The Hydrocarbon Pollution Remediation Project (HYPREP) is working on a plan to connect Ogoniland to the Nigerian power grid, in an extension of its original focus on remediating polluted lands.
The HYPREP co-ordinator Ferdinand Giadom said initial engineering designs for the Ogoni Power Project had been sketched out.
Discussions with the Ministry of Power are under way. Officials from the ministry are to visit Ogoniland this month for further talks.
“Consequently, the engineering design for this power project is already ongoing and very soon, a team of engineers will be on ground to begin the project,” he said.
The official said the government would carry out the work before the end of President Muhammadu Buhari’s term. A presidential election is under way now, with a vote due on February 23, 2023. Buhari cannot run for a third term.
The power project will “change the economic fortunes of Ogoni forever”. The project will spur growth and development locally, bringing benefits to the people of the area.
Giadom described the Ogoni Power Project as his “flagship” plan.

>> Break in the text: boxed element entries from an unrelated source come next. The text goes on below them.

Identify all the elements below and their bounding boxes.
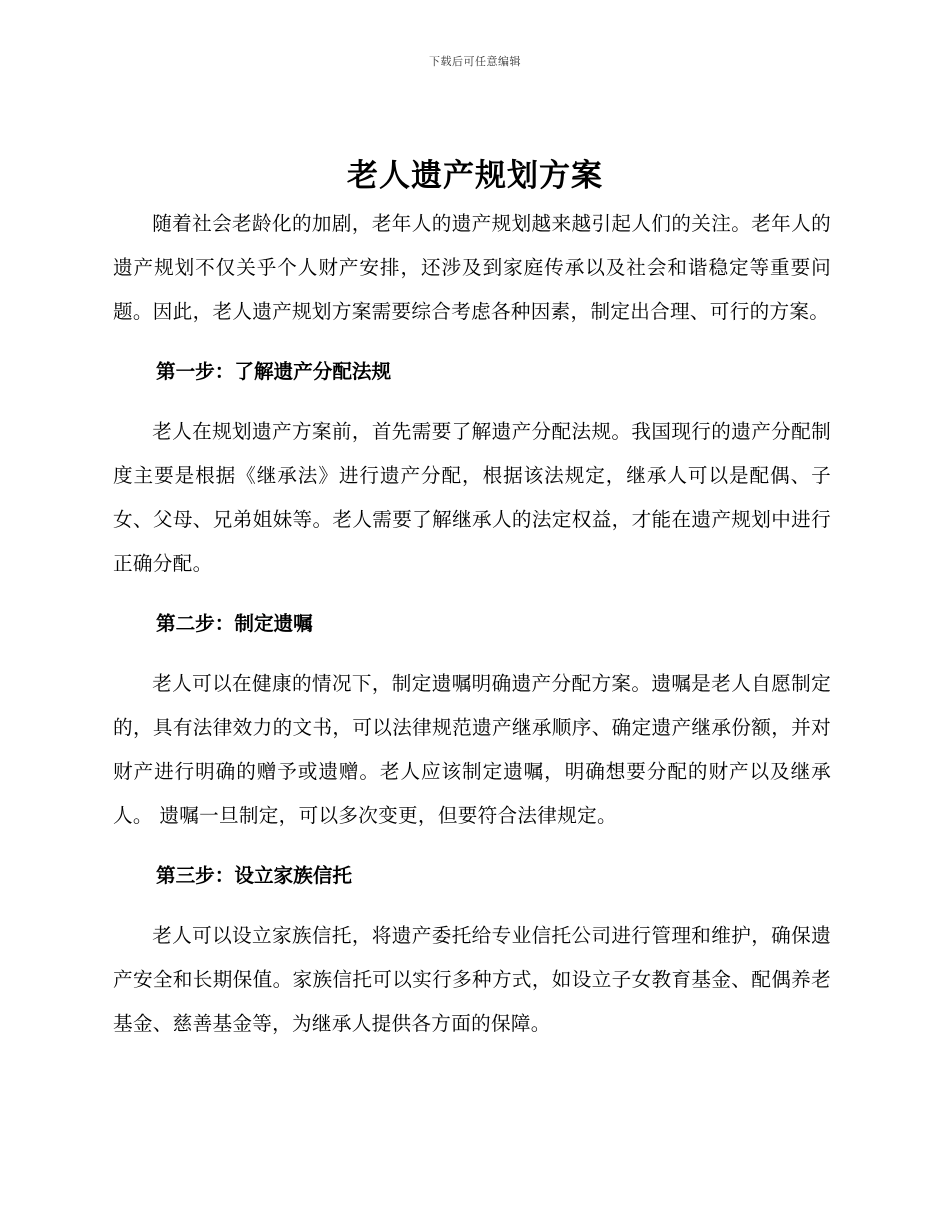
- document-title: 老人遗产规划方案: [347, 158, 603, 194]
- section-paragraph-step-1: 老人在规划遗产方案前，首先需要了解遗产分配法规。我国现行的遗产分配制度主要是根据《继承法》进行遗产分配，根据该法规定，继承人可以是配偶、子女、父母、兄弟姐妹等。老人需要了解继承人的法定权益，才能在遗产规划中进行正确分配。: [113, 420, 831, 575]
- intro-paragraph: 随着社会老龄化的加剧，老年人的遗产规划越来越引起人们的关注。老年人的遗产规划不仅关乎个人财产安排，还涉及到家庭传承以及社会和谐稳定等重要问题。因此，老人遗产规划方案需要综合考虑各种因素，制定出合理、可行的方案。: [113, 212, 831, 323]
- section-heading-step-3: 第三步：设立家族信托: [156, 864, 352, 887]
- section-paragraph-step-3: 老人可以设立家族信托，将遗产委托给专业信托公司进行管理和维护，确保遗产安全和长期保值。家族信托可以实行多种方式，如设立子女教育基金、配偶养老基金、慈善基金等，为继承人提供各方面的保障。: [113, 924, 831, 1035]
- section-heading-step-1: 第一步：了解遗产分配法规: [156, 360, 392, 383]
- document-body: [113, 202, 831, 1046]
- page-header-note: 下载后可任意编辑: [429, 55, 521, 68]
- section-heading-step-2: 第二步：制定遗嘱: [156, 612, 313, 635]
- section-paragraph-step-2: 老人可以在健康的情况下，制定遗嘱明确遗产分配方案。遗嘱是老人自愿制定的，具有法律效力的文书，可以法律规范遗产继承顺序、确定遗产继承份额，并对财产进行明确的赠予或遗赠。老人应该制定遗嘱，明确想要分配的财产以及继承人。 遗嘱一旦制定，可以多次变更，但要符合法律规定。: [113, 672, 831, 827]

The environment ministry has talked to the power ministry on the topic, he said.
Construction will generate employment initially, he said, with “hitherto idle youths” being put to work. “Consequently, crime rate will drop, and the youths will aspire to productive ventures,” the co-ordinator said.
Hooking the region up to the power grid will also improve the supply of potable water. HYPREP is also backing a drinking water scheme in the area.
Giadom said the organisation had held a summit with local youths. This focused on illegal bunkering and artisanal oil refining, in addition to cultism and unemployment.
At the summit, HYPREP set out the plan to train 200 locals. “We are not going to focus on certain groups, but we are going to spread our arms as wide as possible to make sure that we address the livelihood needs of the Ogoni youths.”
While Ogoniland would certainly benefit from regular power supply, so would Nigeria. The country struggles to meet demand and generation was less than 4,000 MW this week. As a result, Nigeria is largely reliant on private generators running on diesel.
Distribution companies in mid-June said the Transmission Company of Nigeria (TCN) had undergone a “grid collapse” for the sixth time this year.
The Federal Executive Council (FEC) approved plans this week to provide additional support for TCN.